Review: The Return of 'Spamalot'

Eloise Baxter-Moss

  • OnStage North Carolina Critic

Monty Python’s Spamalot was last presented in Wilmington, NC in 2013, courtesy of Cape Fear Theatre Arts, so it may be a tad too soon for a return engagement.  But here it is nonetheless, this time presented by Opera House Theatre Company.  While the production hits all of its marks, under the capable direction of Jason Aycock, there is no mistaking the whiff of mildew about both the production and the musical itself.

The original production opened on Broadway in 2005, directed, perhaps unexpectedly, by the legendary Mike Nichols.  Or perhaps Nichol’s direction shouldn’t have been unexpected, considering his stellar career in sketch comedy with Elaine May.  Based upon the wildly irreverent and silly sketch comedy developed by the British comedy troupe, specifically their 1975 film, Monty Python and the Holy Grail, the Tony Award-winning musical somewhat strains to make the old gags land.  

This production works overtime to put those gags over.  The book and lyrics by Eric Idle, an original Python, and music by John Du Prez and Mr. Idle get the job done, but that job was mostly done when the television show expired in 1974.  The appropriately rudimentary plot finds King Arthur traveling medieval England recruiting Knights of the Round Table to join him in his quest for the Holy Grail.  It goes without saying that comic high jinx ensues.  One of the most amusing happens at the top of the show when the Narrator (full-throated George Domby, splendid in five roles) is giving the audience a brief education on medieval England.  A Finnish village suddenly appears and the Narrator must explain to the braided, frolicking villagers that he was speaking of Eng-land, not Fin-land. 

I couldn’t help noticing that uninitiated younger audience members were not slapping their thighs at the mere mention of “Ni,” while greeting the killer-rabbit, bring-out-your-dead and taunting Frenchman scenes with polite chuckles.  Those of a certain age, however, were squealing with delight in anticipation of what they knew was lying just around the corner.  
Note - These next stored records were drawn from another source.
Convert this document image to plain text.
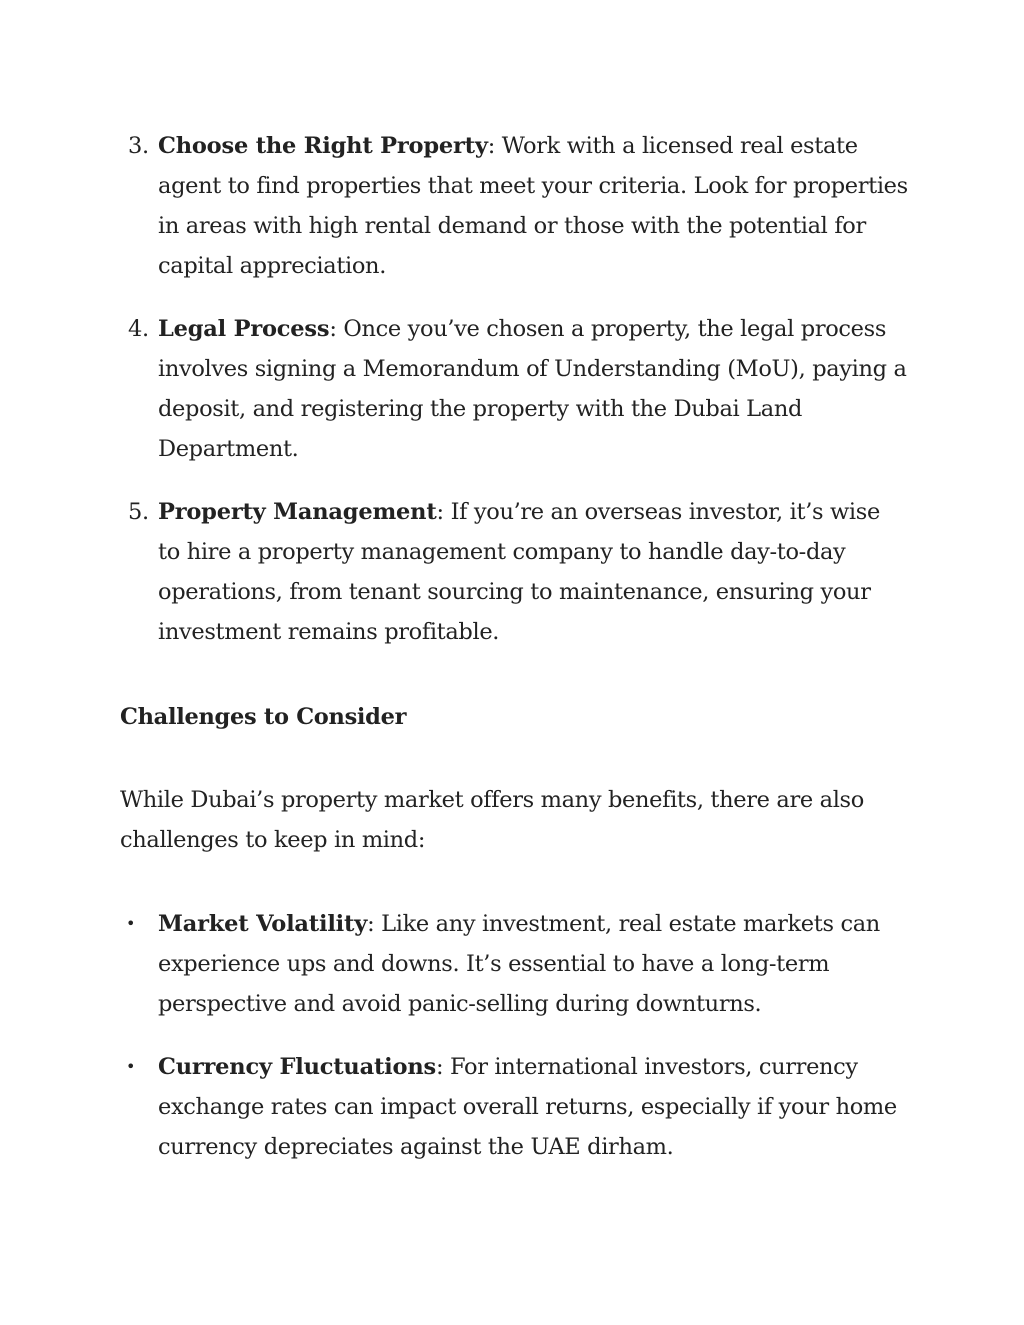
3. Choose the Right Property: Work with a licensed real estate agent to find properties that meet your criteria. Look for properties in areas with high rental demand or those with the potential for capital appreciation.
4. Legal Process: Once you’ve chosen a property, the legal process involves signing a Memorandum of Understanding (MoU), paying a deposit, and registering the property with the Dubai Land Department.
5. Property Management: If you’re an overseas investor, it’s wise to hire a property management company to handle day-to-day operations, from tenant sourcing to maintenance, ensuring your investment remains profitable.
Challenges to Consider

While Dubai’s property market offers many benefits, there are also challenges to keep in mind:

• Market Volatility: Like any investment, real estate markets can experience ups and downs. It’s essential to have a long-term perspective and avoid panic-selling during downturns.
• Currency Fluctuations: For international investors, currency exchange rates can impact overall returns, especially if your home currency depreciates against the UAE dirham.
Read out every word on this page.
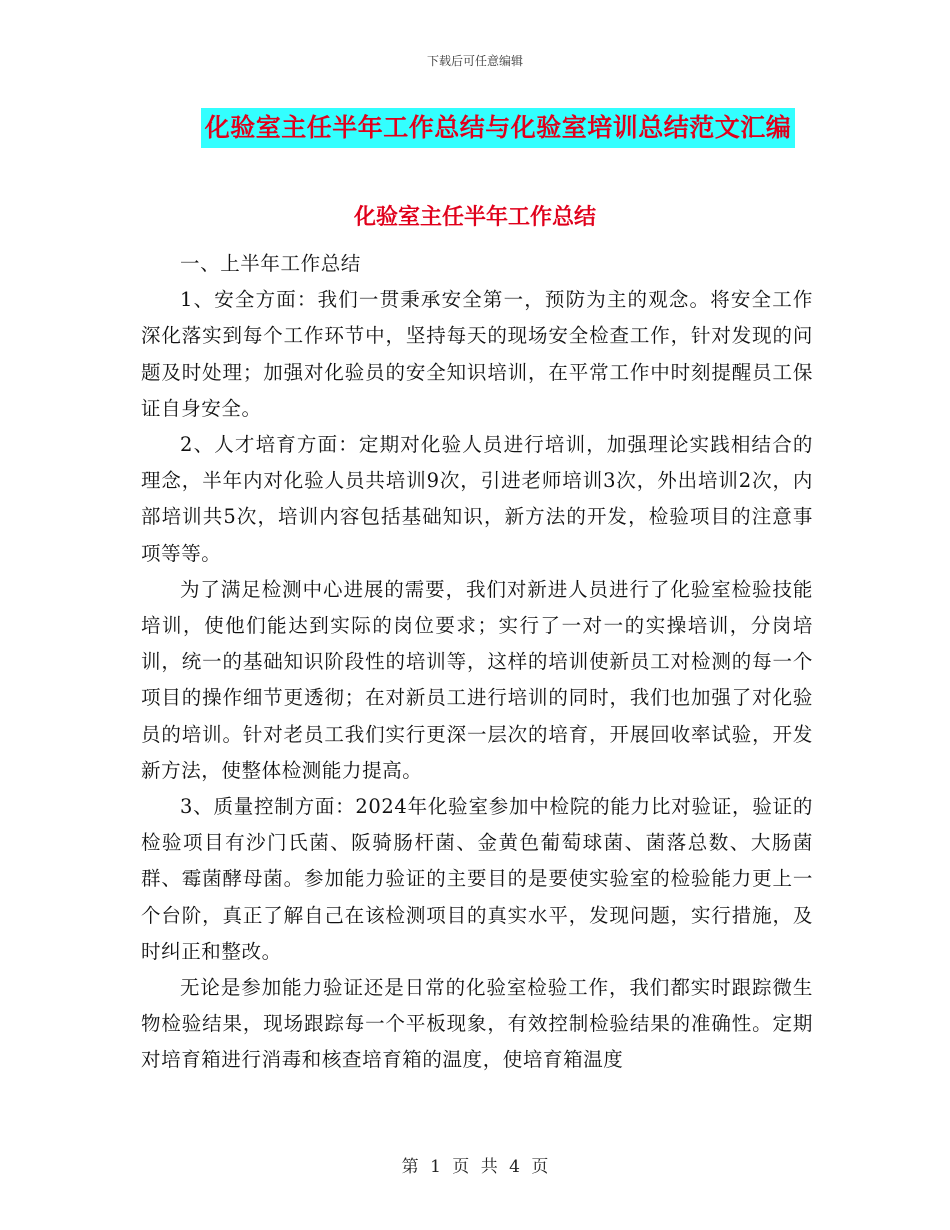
下载后可任意编辑
化验室主任半年工作总结与化验室培训总结范文汇编
化验室主任半年工作总结

一、上半年工作总结

1、安全方面：我们一贯秉承安全第一，预防为主的观念。将安全工作深化落实到每个工作环节中，坚持每天的现场安全检查工作，针对发现的问题及时处理；加强对化验员的安全知识培训，在平常工作中时刻提醒员工保证自身安全。

2、人才培育方面：定期对化验人员进行培训，加强理论实践相结合的理念，半年内对化验人员共培训9次，引进老师培训3次，外出培训2次，内部培训共5次，培训内容包括基础知识，新方法的开发，检验项目的注意事项等等。

为了满足检测中心进展的需要，我们对新进人员进行了化验室检验技能培训，使他们能达到实际的岗位要求；实行了一对一的实操培训，分岗培训，统一的基础知识阶段性的培训等，这样的培训使新员工对检测的每一个项目的操作细节更透彻；在对新员工进行培训的同时，我们也加强了对化验员的培训。针对老员工我们实行更深一层次的培育，开展回收率试验，开发新方法，使整体检测能力提高。

3、质量控制方面：2024年化验室参加中检院的能力比对验证，验证的检验项目有沙门氏菌、阪骑肠杆菌、金黄色葡萄球菌、菌落总数、大肠菌群、霉菌酵母菌。参加能力验证的主要目的是要使实验室的检验能力更上一个台阶，真正了解自己在该检测项目的真实水平，发现问题，实行措施，及时纠正和整改。

无论是参加能力验证还是日常的化验室检验工作，我们都实时跟踪微生物检验结果，现场跟踪每一个平板现象，有效控制检验结果的准确性。定期对培育箱进行消毒和核查培育箱的温度，使培育箱温度

第 1 页 共 4 页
Mr. Aycock and the game cast can’t be blamed for not quite being able to blow the dust off of the material.  The musical’s best known song, the cheerful “Always Look On the Bright Side of Life,” was interpolated from the troupe’s 1979 film, Life of Brian, in which its subversive context of being sung by a chorus of men nailed to crucifixes made it something more than a would-be Sesame Street ditty.  That example is representative of the material in general which, understandably, has lost some of its edge during the more than four decades since the then-daring troupe was conceived.  It’s somewhat telling that one of the biggest laughs of the evening is awarded an incongruous bale of hay being pulled across the stage when someone yells, “Hey!”  But in all fairness, it may be exactly that vaudeville style of presentational comedy that has always afforded the material its charms.

In a gender bending turn, Heather Setzler, a dry and wry comedienne, plays King Arthur’s world-weary sidekick, Patsy, whose clapping of coconut shells to impersonate his master’s horse (a staple of the original series) somewhat wears out its welcome after the umpteenth time it’s employed.  The young and fair Annie Tracy Marsh, as the Lady of the Lake, socks her songs over with a raise the roof, growling belt including “The Diva’s Lament,” while not quite inhabiting the comic center of the diva herself.  The production hits its comic stride halfway into Act Two when Sam Robison’s sweet Sir Lancelot courts the effete Prince Herbert, Mr. Domby again and in excellent voice on the hilarious “Where Are You?”  Suddenly a burst of welcome helium hits the stage, lifting everything around it.  (Mr. Robison proves invaluable in several other roles as well.)  Everyone in the cast seems to be having a high time of it throughout, which goes a considerable way toward putting the production across.

The serviceable score is well served by music director Lorene Walsh and her ten-piece band, assisted by sound designer John Deveaux’s dependable contribution.  Costume designer Juli Harvey has done her customary fine and detailed work, largely modeled upon the original designs by Tim Hatley.  While the scenic design by Terry Collins is nothing special, often offering nothing more than a bare stage, it gets us there and back, accompanied by Greg Gelder’s unremarkable light design, which I wish was more playful.  The production design overall is a bit cheesy but that may have been part of Mr. Aycock’s concept.

While Spamalot may not be a musical for the ages, OHTC’s production certainly qualifies as an agreeable night of entertainment, especially if acres of somewhat puerile silliness is your cup of tea.